Thinking a bit on this, I don't think this is a compiler issue. The
problem is that we are using the ulong type in some places(especially
in the boot* commands) for storing the address values, while we use
phys_addr_t in other places. And because this is a pointer being
passed across functions, when the data-type that the pointer is
pointing to changes from a 32-bit to 64-bit value, the upper 32-bits
get considered. So the issue is that we use ulong in some places, and
phys_addr_t in others for storing the addresses.

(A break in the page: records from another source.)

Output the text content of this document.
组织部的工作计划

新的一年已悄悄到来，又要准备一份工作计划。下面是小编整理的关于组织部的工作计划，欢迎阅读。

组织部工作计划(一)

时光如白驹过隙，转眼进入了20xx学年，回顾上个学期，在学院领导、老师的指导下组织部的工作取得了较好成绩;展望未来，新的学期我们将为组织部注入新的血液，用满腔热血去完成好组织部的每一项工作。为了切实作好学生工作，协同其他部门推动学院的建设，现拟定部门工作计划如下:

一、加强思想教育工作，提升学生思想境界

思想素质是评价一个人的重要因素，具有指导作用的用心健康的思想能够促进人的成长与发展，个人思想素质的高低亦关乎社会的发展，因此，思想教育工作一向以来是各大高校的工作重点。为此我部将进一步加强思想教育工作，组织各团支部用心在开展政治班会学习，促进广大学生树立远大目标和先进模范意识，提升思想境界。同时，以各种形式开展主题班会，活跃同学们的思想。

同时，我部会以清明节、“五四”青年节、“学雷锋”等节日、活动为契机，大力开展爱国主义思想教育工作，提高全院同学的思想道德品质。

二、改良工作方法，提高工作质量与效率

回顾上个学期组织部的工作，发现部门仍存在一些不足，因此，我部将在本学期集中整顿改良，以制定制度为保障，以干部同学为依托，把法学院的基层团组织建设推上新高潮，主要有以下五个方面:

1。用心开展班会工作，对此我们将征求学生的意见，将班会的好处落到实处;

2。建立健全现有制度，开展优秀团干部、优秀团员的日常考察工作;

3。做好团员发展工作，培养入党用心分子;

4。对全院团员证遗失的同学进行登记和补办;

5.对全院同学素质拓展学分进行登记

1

But I think that the solution for this(at least for now) is to set
phys_addr_t based on the underlying architecture. In the long run,
there needs to be an audit of the usage of ulong for storing
addresses, and that needs to be changed to phys_addr_t.

-sughosh

>
> /toolchains/riscv32-linux/bin/riscv32-linux-gcc --version
> riscv32-linux-gcc (GCC) 13.2.0
>
> /toolchains/riscv32-linux/bin/riscv32-linux-ld --version
> GNU ld (GNU Binutils) 2.41
>
> Given that LPAE is not being used on riscv32 platforms in U-Boot, I
> think this patch should be considered. Thanks.
>
> -sughosh
>
> >
> > If we don't correct the root cause, it will hit us again.
> >
> > Best regards
> >
> > Heinrich
> >
> >>
> >> The actual value that gets passed is 0x802000bc. The upper 32-bits do
> >> not get zeroed out. Which causes the _lmb_alloc_addr() to return an
> >> error. You can check my branch [1], where I have put a temporary
> >> commit to print the values that cause the issue.
> >>
> >> -sughosh
> >>
> >> [1] - https://source.denx.de/u-boot/contributors/sng/u-boot/-/commits/lmb_apis_cleanup_bisectable_v2
> >>
> >> >
> >> > >
> >> > > This was discovered on the qemu Riscv 32-bit platform  when the return
> >> > > value of an LMB API was checked, and some LMB allocation that ought
> >> > > not to have failed, was failing. The upper 32-bits of the address
> >> > > variable contained garbage, resulting in failures.
> >> > >
> >> > > Signed-off-by: Sughosh Ganu <sughosh.ganu at linaro.org>
> >> > > ---
> >> > >
> >> > > Note:
> >> > > Although the LMB API cleanup series depends on this patch, I am
> >> > > sending it separately so that it gets noticed by the RiscV
> >> > > maintainers. Sometimes a patch may not get the required attention when
> >> > > sent as part of another seemingly unrelated series.
> >> > >
> >> > >
> >> > >   arch/riscv/include/asm/types.h | 9 +++++++--
> >> > >   1 file changed, 7 insertions(+), 2 deletions(-)
> >> > >
> >> > > diff --git a/arch/riscv/include/asm/types.h b/arch/riscv/include/asm/types.h
> >> > > index 49f7a5d6b3a..45d806c83eb 100644
> >> > > --- a/arch/riscv/include/asm/types.h
> >> > > +++ b/arch/riscv/include/asm/types.h
> >> > > @@ -35,8 +35,13 @@ typedef u64 dma_addr_t;
> >> > >   typedef u32 dma_addr_t;
> >> > >   #endif
> >> > >
> >> > > -typedef unsigned long long phys_addr_t;
> >> > > -typedef unsigned long long phys_size_t;
> >> > > +#ifdef CONFIG_PHYS_64BIT
> >> > > +typedef u64 phys_addr_t;
> >> > > +typedef u64 phys_size_t;
> >> > > +#else
> >> > > +typedef u32 phys_addr_t;
> >> > > +typedef u32 phys_size_t;
> >> >
> >> > This matches what has been done for ARM.
> >> >
> >> > 86c915628d58 ("riscv: Change phys_addr_t and phys_size_t to 64-bit")
> >> > changed the definition to 64bit phys addr_t to support the 34bit
> >> > physical addresses (similar to LPAE on arm32).
> >> >
> >> > I don't think that we need 34bit support currently. But I would prefer
> >> > if we could find the root cause why the upper 32bit gets messed up as
> >> > this might point to a generic problem.
> >> >
> >> > Best regards
> >> >
> >> > Heinrich
> >> >
> >> > > +#endif
> >> > >
> >> > >   #endif /* __KERNEL__ */
> >> > >
> >> >